In 17 years of playing, I have yet to see a group of players not use part of their resources on "character development" stuff (hence why I don't see this problem). Not just that, I've seen it done at every single level of play. Whether it be hiring body guards (for extended use -- not just one-off), raising armies, building/maintaining keeps, developing agriculture and other resources, building churches, etc., etc., etc., this kind of stuff has happened in every single game that I've ever been a part of.
What gives?
Of course, there does seem to be the issue of player-DM trust. If the DM has fostered the environment in which the players believe that they have no hope of survival/success without sinking every single copper piece in to the power of their equipment, then of course this is going to happen.
Once again, this seems to go back to the issue of setting expectations.
As well, turning gold into personal power being strictly mechanically superior to turning gold into fame, lands, worldbuilding, etc. means you have to account equally for both "I want my +X super sword" characters and "I'm building an orphanage" characters with your wealth and economic rules, which is more work and can be harder to balance, whereas if you can ensure that either (A) you use different resources for both, like gold vs. souls in the wish economy, or (B) both give comparable advantages, as in the suggestion that having a keep or temple gives mechanical benefits commensurate with having a fancy sword, it makes the rules easier to design and makes players happy.

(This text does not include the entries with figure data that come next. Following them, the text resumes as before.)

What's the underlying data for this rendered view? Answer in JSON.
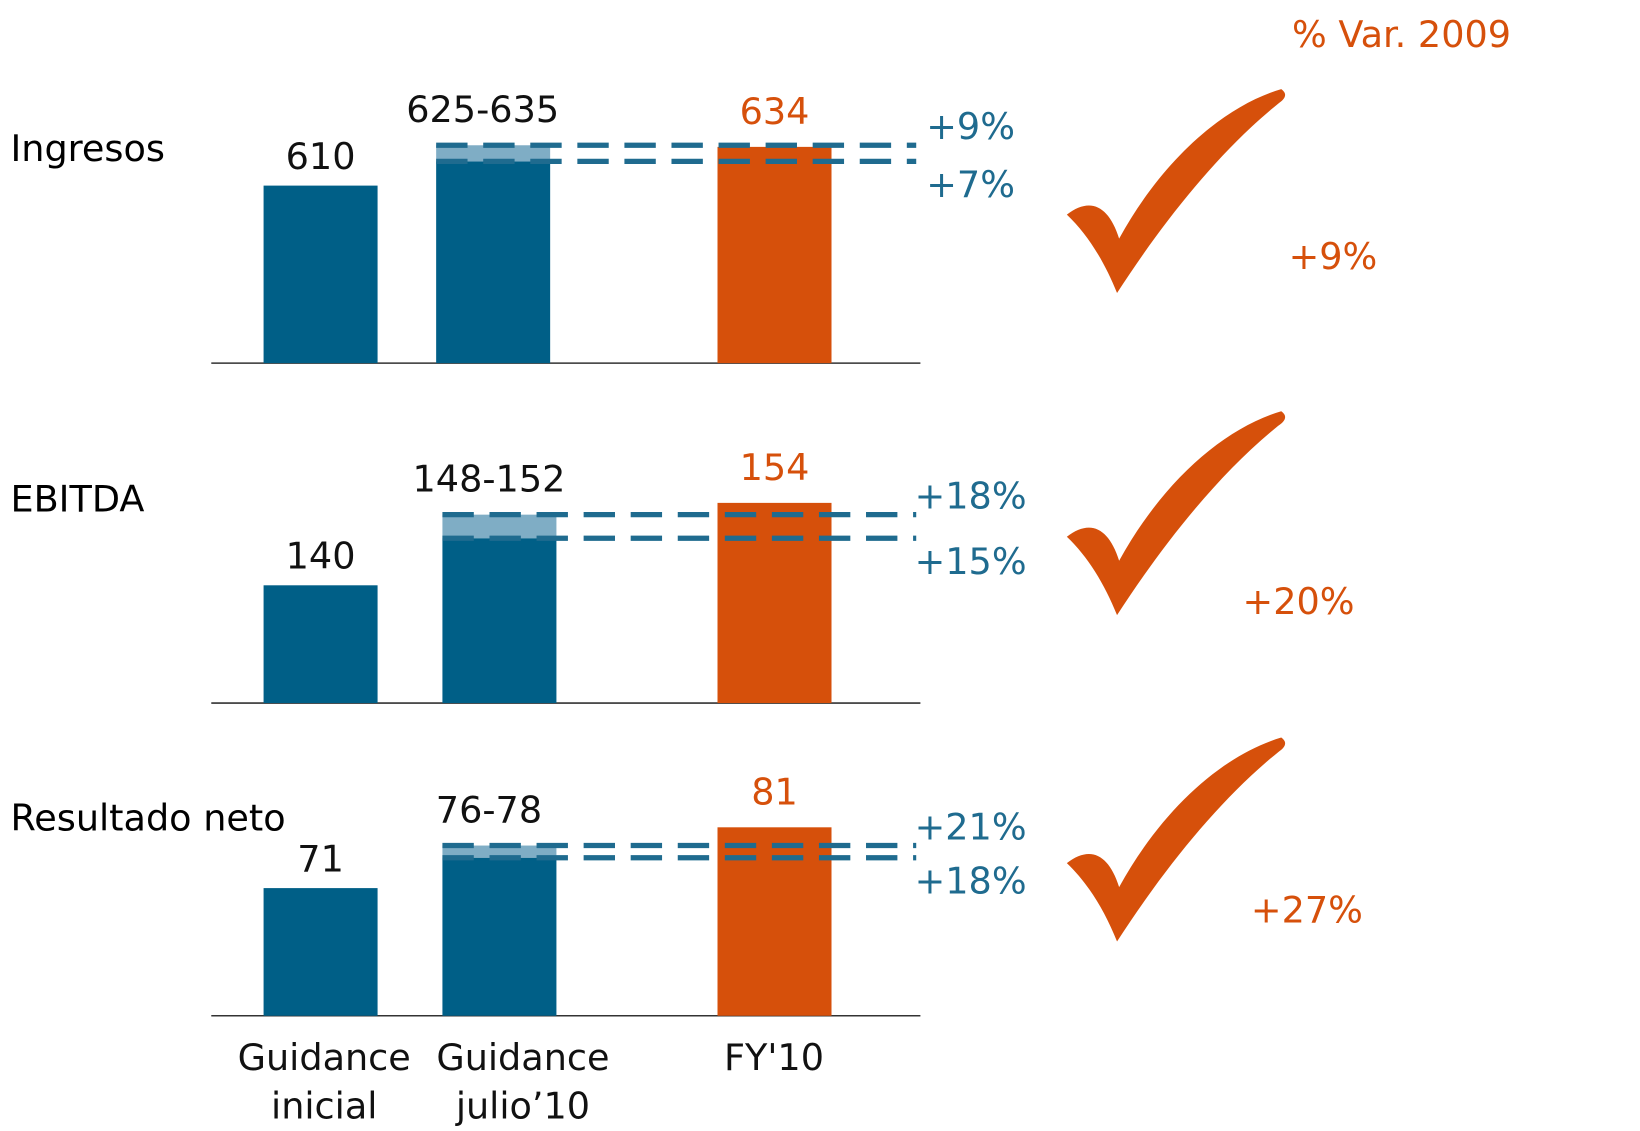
{
  "header": "% Var. 2009",
  "categories": [
    [
      "Guidance",
      "inicial"
    ],
    [
      "Guidance",
      "julio’10"
    ],
    [
      "FY'10"
    ]
  ],
  "colors": {
    "initial": "#005f87",
    "guidance": "#005f87",
    "guidance_range": "#7fadc5",
    "actual": "#d6500b",
    "dash": "#1f6b8f",
    "growth": "#d6500b"
  },
  "chart_data": [
    {
      "type": "bar",
      "title": "Ingresos",
      "initial": 610,
      "guidance_low": 625,
      "guidance_high": 635,
      "guidance_label": "625-635",
      "actual": 634,
      "guidance_growth_high": {
        "value": 9,
        "label": "+9%"
      },
      "guidance_growth_low": {
        "value": 7,
        "label": "+7%"
      },
      "growth": {
        "value": 9,
        "label": "+9%"
      },
      "ylim": [
        500,
        640
      ]
    },
    {
      "type": "bar",
      "title": "EBITDA",
      "initial": 140,
      "guidance_low": 148,
      "guidance_high": 152,
      "guidance_label": "148-152",
      "actual": 154,
      "guidance_growth_high": {
        "value": 18,
        "label": "+18%"
      },
      "guidance_growth_low": {
        "value": 15,
        "label": "+15%"
      },
      "growth": {
        "value": 20,
        "label": "+20%"
      },
      "ylim": [
        120,
        155
      ]
    },
    {
      "type": "bar",
      "title": "Resultado neto",
      "initial": 71,
      "guidance_low": 76,
      "guidance_high": 78,
      "guidance_label": "76-78",
      "actual": 81,
      "guidance_growth_high": {
        "value": 21,
        "label": "+21%"
      },
      "guidance_growth_low": {
        "value": 18,
        "label": "+18%"
      },
      "growth": {
        "value": 27,
        "label": "+27%"
      },
      "ylim": [
        50,
        82
      ]
    }
  ]
}
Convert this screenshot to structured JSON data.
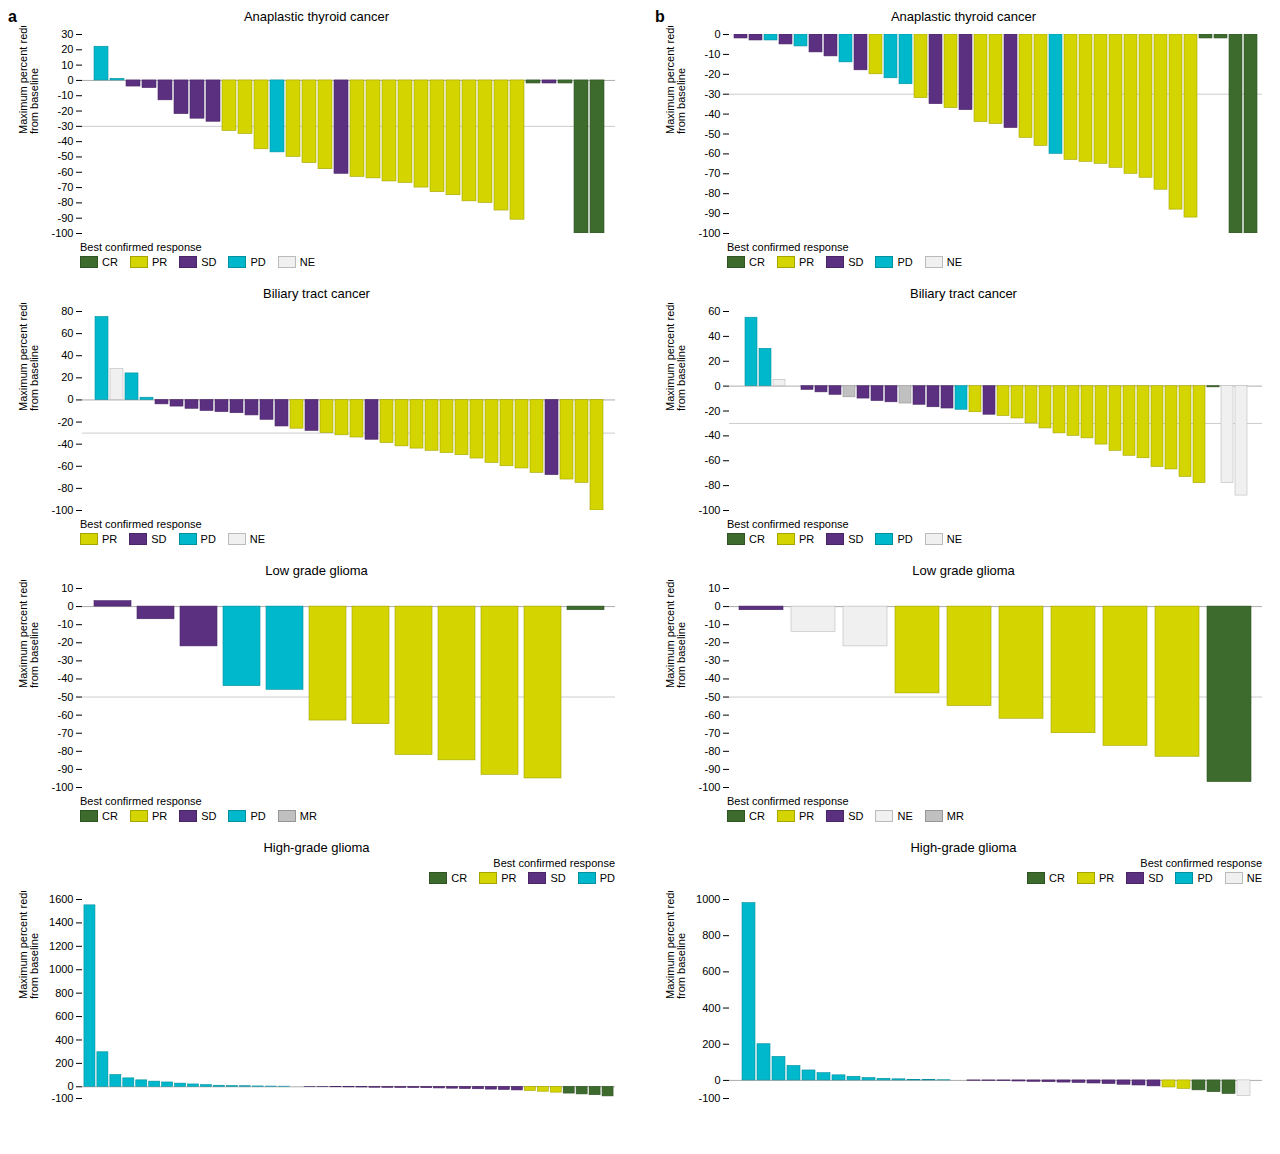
{
  "chart_data": [
    {
      "type": "bar",
      "title": "Anaplastic thyroid cancer",
      "panel_label": "a",
      "y_label": "Maximum percent reduction\nfrom baseline",
      "categories": [
        null,
        null,
        null,
        null,
        null,
        null,
        null,
        null,
        null,
        null,
        null,
        null,
        null,
        null,
        null,
        null,
        null,
        null,
        null,
        null,
        null,
        null,
        null,
        null,
        null,
        null,
        null,
        null,
        null,
        null,
        null,
        null
      ],
      "values": [
        22,
        1,
        -4,
        -5,
        -13,
        -22,
        -25,
        -27,
        -33,
        -35,
        -45,
        -47,
        -50,
        -54,
        -58,
        -61,
        -63,
        -64,
        -66,
        -67,
        -70,
        -73,
        -75,
        -79,
        -80,
        -85,
        -91,
        -2,
        -2,
        -2,
        -100,
        -100
      ],
      "colors": [
        "#00b8cc",
        "#00b8cc",
        "#5c3080",
        "#5c3080",
        "#5c3080",
        "#5c3080",
        "#5c3080",
        "#5c3080",
        "#d4d400",
        "#d4d400",
        "#d4d400",
        "#00b8cc",
        "#d4d400",
        "#d4d400",
        "#d4d400",
        "#5c3080",
        "#d4d400",
        "#d4d400",
        "#d4d400",
        "#d4d400",
        "#d4d400",
        "#d4d400",
        "#d4d400",
        "#d4d400",
        "#d4d400",
        "#d4d400",
        "#d4d400",
        "#3d6b2e",
        "#5c3080",
        "#3d6b2e",
        "#3d6b2e",
        "#3d6b2e"
      ],
      "ylim": [
        -100,
        30
      ],
      "yticks": [
        -100,
        -90,
        -80,
        -70,
        -60,
        -50,
        -40,
        -30,
        -20,
        -10,
        0,
        10,
        20,
        30
      ],
      "reference_line": -30,
      "legend": "lower left",
      "legend_title": "Best confirmed response",
      "legend_entries": [
        {
          "name": "CR",
          "color": "#3d6b2e"
        },
        {
          "name": "PR",
          "color": "#d4d400"
        },
        {
          "name": "SD",
          "color": "#5c3080"
        },
        {
          "name": "PD",
          "color": "#00b8cc"
        },
        {
          "name": "NE",
          "color": "#f0f0f0"
        }
      ],
      "tick_labels": "y"
    },
    {
      "type": "bar",
      "title": "Anaplastic thyroid cancer",
      "panel_label": "b",
      "y_label": "Maximum percent reduction\nfrom baseline",
      "categories": [
        null,
        null,
        null,
        null,
        null,
        null,
        null,
        null,
        null,
        null,
        null,
        null,
        null,
        null,
        null,
        null,
        null,
        null,
        null,
        null,
        null,
        null,
        null,
        null,
        null,
        null,
        null,
        null,
        null,
        null,
        null,
        null,
        null,
        null,
        null
      ],
      "values": [
        -2,
        -3,
        -3,
        -5,
        -6,
        -9,
        -11,
        -14,
        -18,
        -20,
        -22,
        -25,
        -32,
        -35,
        -37,
        -38,
        -44,
        -45,
        -47,
        -52,
        -56,
        -60,
        -63,
        -64,
        -65,
        -67,
        -70,
        -72,
        -78,
        -88,
        -92,
        -2,
        -2,
        -100,
        -100
      ],
      "colors": [
        "#5c3080",
        "#5c3080",
        "#00b8cc",
        "#5c3080",
        "#00b8cc",
        "#5c3080",
        "#5c3080",
        "#00b8cc",
        "#5c3080",
        "#d4d400",
        "#00b8cc",
        "#00b8cc",
        "#d4d400",
        "#5c3080",
        "#d4d400",
        "#5c3080",
        "#d4d400",
        "#d4d400",
        "#5c3080",
        "#d4d400",
        "#d4d400",
        "#00b8cc",
        "#d4d400",
        "#d4d400",
        "#d4d400",
        "#d4d400",
        "#d4d400",
        "#d4d400",
        "#d4d400",
        "#d4d400",
        "#d4d400",
        "#3d6b2e",
        "#3d6b2e",
        "#3d6b2e",
        "#3d6b2e"
      ],
      "ylim": [
        -100,
        0
      ],
      "yticks": [
        -100,
        -90,
        -80,
        -70,
        -60,
        -50,
        -40,
        -30,
        -20,
        -10,
        0
      ],
      "reference_line": -30,
      "legend": "lower left",
      "legend_title": "Best confirmed response",
      "legend_entries": [
        {
          "name": "CR",
          "color": "#3d6b2e"
        },
        {
          "name": "PR",
          "color": "#d4d400"
        },
        {
          "name": "SD",
          "color": "#5c3080"
        },
        {
          "name": "PD",
          "color": "#00b8cc"
        },
        {
          "name": "NE",
          "color": "#f0f0f0"
        }
      ],
      "tick_labels": "y"
    },
    {
      "type": "bar",
      "title": "Biliary tract cancer",
      "y_label": "Maximum percent reduction\nfrom baseline",
      "categories": [
        null,
        null,
        null,
        null,
        null,
        null,
        null,
        null,
        null,
        null,
        null,
        null,
        null,
        null,
        null,
        null,
        null,
        null,
        null,
        null,
        null,
        null,
        null,
        null,
        null,
        null,
        null,
        null,
        null,
        null,
        null,
        null,
        null,
        null
      ],
      "values": [
        75,
        28,
        24,
        2,
        -4,
        -6,
        -8,
        -10,
        -11,
        -12,
        -14,
        -18,
        -24,
        -26,
        -28,
        -30,
        -32,
        -34,
        -36,
        -39,
        -42,
        -44,
        -46,
        -48,
        -50,
        -53,
        -57,
        -60,
        -62,
        -66,
        -68,
        -72,
        -75,
        -100
      ],
      "colors": [
        "#00b8cc",
        "#f0f0f0",
        "#00b8cc",
        "#00b8cc",
        "#5c3080",
        "#5c3080",
        "#5c3080",
        "#5c3080",
        "#5c3080",
        "#5c3080",
        "#5c3080",
        "#5c3080",
        "#5c3080",
        "#d4d400",
        "#5c3080",
        "#d4d400",
        "#d4d400",
        "#d4d400",
        "#5c3080",
        "#d4d400",
        "#d4d400",
        "#d4d400",
        "#d4d400",
        "#d4d400",
        "#d4d400",
        "#d4d400",
        "#d4d400",
        "#d4d400",
        "#d4d400",
        "#d4d400",
        "#5c3080",
        "#d4d400",
        "#d4d400",
        "#d4d400"
      ],
      "ylim": [
        -100,
        80
      ],
      "yticks": [
        -100,
        -80,
        -60,
        -40,
        -20,
        0,
        20,
        40,
        60,
        80
      ],
      "reference_line": -30,
      "legend": "lower left",
      "legend_title": "Best confirmed response",
      "legend_entries": [
        {
          "name": "PR",
          "color": "#d4d400"
        },
        {
          "name": "SD",
          "color": "#5c3080"
        },
        {
          "name": "PD",
          "color": "#00b8cc"
        },
        {
          "name": "NE",
          "color": "#f0f0f0"
        }
      ],
      "tick_labels": "y"
    },
    {
      "type": "bar",
      "title": "Biliary tract cancer",
      "y_label": "Maximum percent reduction\nfrom baseline",
      "categories": [
        null,
        null,
        null,
        null,
        null,
        null,
        null,
        null,
        null,
        null,
        null,
        null,
        null,
        null,
        null,
        null,
        null,
        null,
        null,
        null,
        null,
        null,
        null,
        null,
        null,
        null,
        null,
        null,
        null,
        null,
        null,
        null,
        null,
        null,
        null,
        null
      ],
      "values": [
        55,
        30,
        5,
        0,
        -3,
        -5,
        -7,
        -9,
        -10,
        -12,
        -13,
        -14,
        -15,
        -17,
        -18,
        -19,
        -21,
        -23,
        -24,
        -26,
        -30,
        -34,
        -38,
        -40,
        -42,
        -47,
        -52,
        -56,
        -58,
        -65,
        -67,
        -73,
        -78,
        -1,
        -78,
        -88
      ],
      "colors": [
        "#00b8cc",
        "#00b8cc",
        "#f0f0f0",
        "#5c3080",
        "#5c3080",
        "#5c3080",
        "#5c3080",
        "#c0c0c0",
        "#5c3080",
        "#5c3080",
        "#5c3080",
        "#c0c0c0",
        "#5c3080",
        "#5c3080",
        "#5c3080",
        "#00b8cc",
        "#d4d400",
        "#5c3080",
        "#d4d400",
        "#d4d400",
        "#d4d400",
        "#d4d400",
        "#d4d400",
        "#d4d400",
        "#d4d400",
        "#d4d400",
        "#d4d400",
        "#d4d400",
        "#d4d400",
        "#d4d400",
        "#d4d400",
        "#d4d400",
        "#d4d400",
        "#3d6b2e",
        "#f0f0f0",
        "#f0f0f0"
      ],
      "ylim": [
        -100,
        60
      ],
      "yticks": [
        -100,
        -80,
        -60,
        -40,
        -20,
        0,
        20,
        40,
        60
      ],
      "reference_line": -30,
      "legend": "lower left",
      "legend_title": "Best confirmed response",
      "legend_entries": [
        {
          "name": "CR",
          "color": "#3d6b2e"
        },
        {
          "name": "PR",
          "color": "#d4d400"
        },
        {
          "name": "SD",
          "color": "#5c3080"
        },
        {
          "name": "PD",
          "color": "#00b8cc"
        },
        {
          "name": "NE",
          "color": "#f0f0f0"
        }
      ],
      "tick_labels": "y"
    },
    {
      "type": "bar",
      "title": "Low grade glioma",
      "y_label": "Maximum percent reduction\nfrom baseline",
      "categories": [
        null,
        null,
        null,
        null,
        null,
        null,
        null,
        null,
        null,
        null,
        null,
        null
      ],
      "values": [
        3,
        -7,
        -22,
        -44,
        -46,
        -63,
        -65,
        -82,
        -85,
        -93,
        -95,
        -2
      ],
      "colors": [
        "#5c3080",
        "#5c3080",
        "#5c3080",
        "#00b8cc",
        "#00b8cc",
        "#d4d400",
        "#d4d400",
        "#d4d400",
        "#d4d400",
        "#d4d400",
        "#d4d400",
        "#3d6b2e"
      ],
      "ylim": [
        -100,
        10
      ],
      "yticks": [
        -100,
        -90,
        -80,
        -70,
        -60,
        -50,
        -40,
        -30,
        -20,
        -10,
        0,
        10
      ],
      "reference_line": -50,
      "legend": "lower left",
      "legend_title": "Best confirmed response",
      "legend_entries": [
        {
          "name": "CR",
          "color": "#3d6b2e"
        },
        {
          "name": "PR",
          "color": "#d4d400"
        },
        {
          "name": "SD",
          "color": "#5c3080"
        },
        {
          "name": "PD",
          "color": "#00b8cc"
        },
        {
          "name": "MR",
          "color": "#c0c0c0"
        }
      ],
      "tick_labels": "y"
    },
    {
      "type": "bar",
      "title": "Low grade glioma",
      "y_label": "Maximum percent reduction\nfrom baseline",
      "categories": [
        null,
        null,
        null,
        null,
        null,
        null,
        null,
        null,
        null,
        null
      ],
      "values": [
        -2,
        -14,
        -22,
        -48,
        -55,
        -62,
        -70,
        -77,
        -83,
        -97
      ],
      "colors": [
        "#5c3080",
        "#f0f0f0",
        "#f0f0f0",
        "#d4d400",
        "#d4d400",
        "#d4d400",
        "#d4d400",
        "#d4d400",
        "#d4d400",
        "#3d6b2e"
      ],
      "ylim": [
        -100,
        10
      ],
      "yticks": [
        -100,
        -90,
        -80,
        -70,
        -60,
        -50,
        -40,
        -30,
        -20,
        -10,
        0,
        10
      ],
      "reference_line": -50,
      "legend": "lower left",
      "legend_title": "Best confirmed response",
      "legend_entries": [
        {
          "name": "CR",
          "color": "#3d6b2e"
        },
        {
          "name": "PR",
          "color": "#d4d400"
        },
        {
          "name": "SD",
          "color": "#5c3080"
        },
        {
          "name": "NE",
          "color": "#f0f0f0"
        },
        {
          "name": "MR",
          "color": "#c0c0c0"
        }
      ],
      "tick_labels": "y"
    },
    {
      "type": "bar",
      "title": "High-grade glioma",
      "y_label": "Maximum percent reduction\nfrom baseline",
      "categories": [
        null,
        null,
        null,
        null,
        null,
        null,
        null,
        null,
        null,
        null,
        null,
        null,
        null,
        null,
        null,
        null,
        null,
        null,
        null,
        null,
        null,
        null,
        null,
        null,
        null,
        null,
        null,
        null,
        null,
        null,
        null,
        null,
        null,
        null,
        null,
        null,
        null,
        null,
        null,
        null,
        null
      ],
      "values": [
        1550,
        295,
        100,
        72,
        55,
        44,
        37,
        27,
        20,
        14,
        9,
        7,
        5,
        3,
        2,
        1,
        0,
        -2,
        -3,
        -4,
        -5,
        -6,
        -8,
        -9,
        -10,
        -11,
        -12,
        -14,
        -16,
        -19,
        -21,
        -24,
        -27,
        -31,
        -36,
        -42,
        -50,
        -58,
        -65,
        -72,
        -82
      ],
      "colors": [
        "#00b8cc",
        "#00b8cc",
        "#00b8cc",
        "#00b8cc",
        "#00b8cc",
        "#00b8cc",
        "#00b8cc",
        "#00b8cc",
        "#00b8cc",
        "#00b8cc",
        "#00b8cc",
        "#00b8cc",
        "#00b8cc",
        "#00b8cc",
        "#00b8cc",
        "#00b8cc",
        "#5c3080",
        "#5c3080",
        "#5c3080",
        "#5c3080",
        "#5c3080",
        "#5c3080",
        "#5c3080",
        "#5c3080",
        "#5c3080",
        "#5c3080",
        "#5c3080",
        "#5c3080",
        "#5c3080",
        "#5c3080",
        "#5c3080",
        "#5c3080",
        "#5c3080",
        "#5c3080",
        "#d4d400",
        "#d4d400",
        "#d4d400",
        "#3d6b2e",
        "#3d6b2e",
        "#3d6b2e",
        "#3d6b2e"
      ],
      "ylim": [
        -100,
        1600
      ],
      "yticks": [
        -100,
        0,
        200,
        400,
        600,
        800,
        1000,
        1200,
        1400,
        1600
      ],
      "reference_line": null,
      "legend": "upper right",
      "legend_title": "Best confirmed response",
      "legend_entries": [
        {
          "name": "CR",
          "color": "#3d6b2e"
        },
        {
          "name": "PR",
          "color": "#d4d400"
        },
        {
          "name": "SD",
          "color": "#5c3080"
        },
        {
          "name": "PD",
          "color": "#00b8cc"
        }
      ],
      "tick_labels": "y"
    },
    {
      "type": "bar",
      "title": "High-grade glioma",
      "y_label": "Maximum percent reduction\nfrom baseline",
      "categories": [
        null,
        null,
        null,
        null,
        null,
        null,
        null,
        null,
        null,
        null,
        null,
        null,
        null,
        null,
        null,
        null,
        null,
        null,
        null,
        null,
        null,
        null,
        null,
        null,
        null,
        null,
        null,
        null,
        null,
        null,
        null,
        null,
        null,
        null
      ],
      "values": [
        980,
        200,
        130,
        80,
        55,
        40,
        28,
        20,
        13,
        9,
        6,
        3,
        2,
        1,
        0,
        -2,
        -3,
        -4,
        -6,
        -8,
        -10,
        -12,
        -14,
        -17,
        -20,
        -24,
        -28,
        -33,
        -39,
        -47,
        -55,
        -65,
        -75,
        -86
      ],
      "colors": [
        "#00b8cc",
        "#00b8cc",
        "#00b8cc",
        "#00b8cc",
        "#00b8cc",
        "#00b8cc",
        "#00b8cc",
        "#00b8cc",
        "#00b8cc",
        "#00b8cc",
        "#00b8cc",
        "#00b8cc",
        "#00b8cc",
        "#00b8cc",
        "#5c3080",
        "#5c3080",
        "#5c3080",
        "#5c3080",
        "#5c3080",
        "#5c3080",
        "#5c3080",
        "#5c3080",
        "#5c3080",
        "#5c3080",
        "#5c3080",
        "#5c3080",
        "#5c3080",
        "#5c3080",
        "#d4d400",
        "#d4d400",
        "#3d6b2e",
        "#3d6b2e",
        "#3d6b2e",
        "#f0f0f0"
      ],
      "ylim": [
        -100,
        1000
      ],
      "yticks": [
        -100,
        0,
        200,
        400,
        600,
        800,
        1000
      ],
      "reference_line": null,
      "legend": "upper right",
      "legend_title": "Best confirmed response",
      "legend_entries": [
        {
          "name": "CR",
          "color": "#3d6b2e"
        },
        {
          "name": "PR",
          "color": "#d4d400"
        },
        {
          "name": "SD",
          "color": "#5c3080"
        },
        {
          "name": "PD",
          "color": "#00b8cc"
        },
        {
          "name": "NE",
          "color": "#f0f0f0"
        }
      ],
      "tick_labels": "y"
    }
  ]
}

Whether you agree with the specific implementation of this in the wish economy or not, the basic ideas that, first, decoupling wealth from personal power is desirable, and second, players shouldn't be punished for doing fluffy worldbuilding stuff, are sound ones. Any rules to that effect are going to have some problems, but any such rules are going to be better than the existing system where your character might want to donate gold to the poor or hire bunches of soldiers but would be better served simply buying another +1 on his artifact sword. If players are going to do the fluffy stuff regardless, the rules should work with them rather than against them.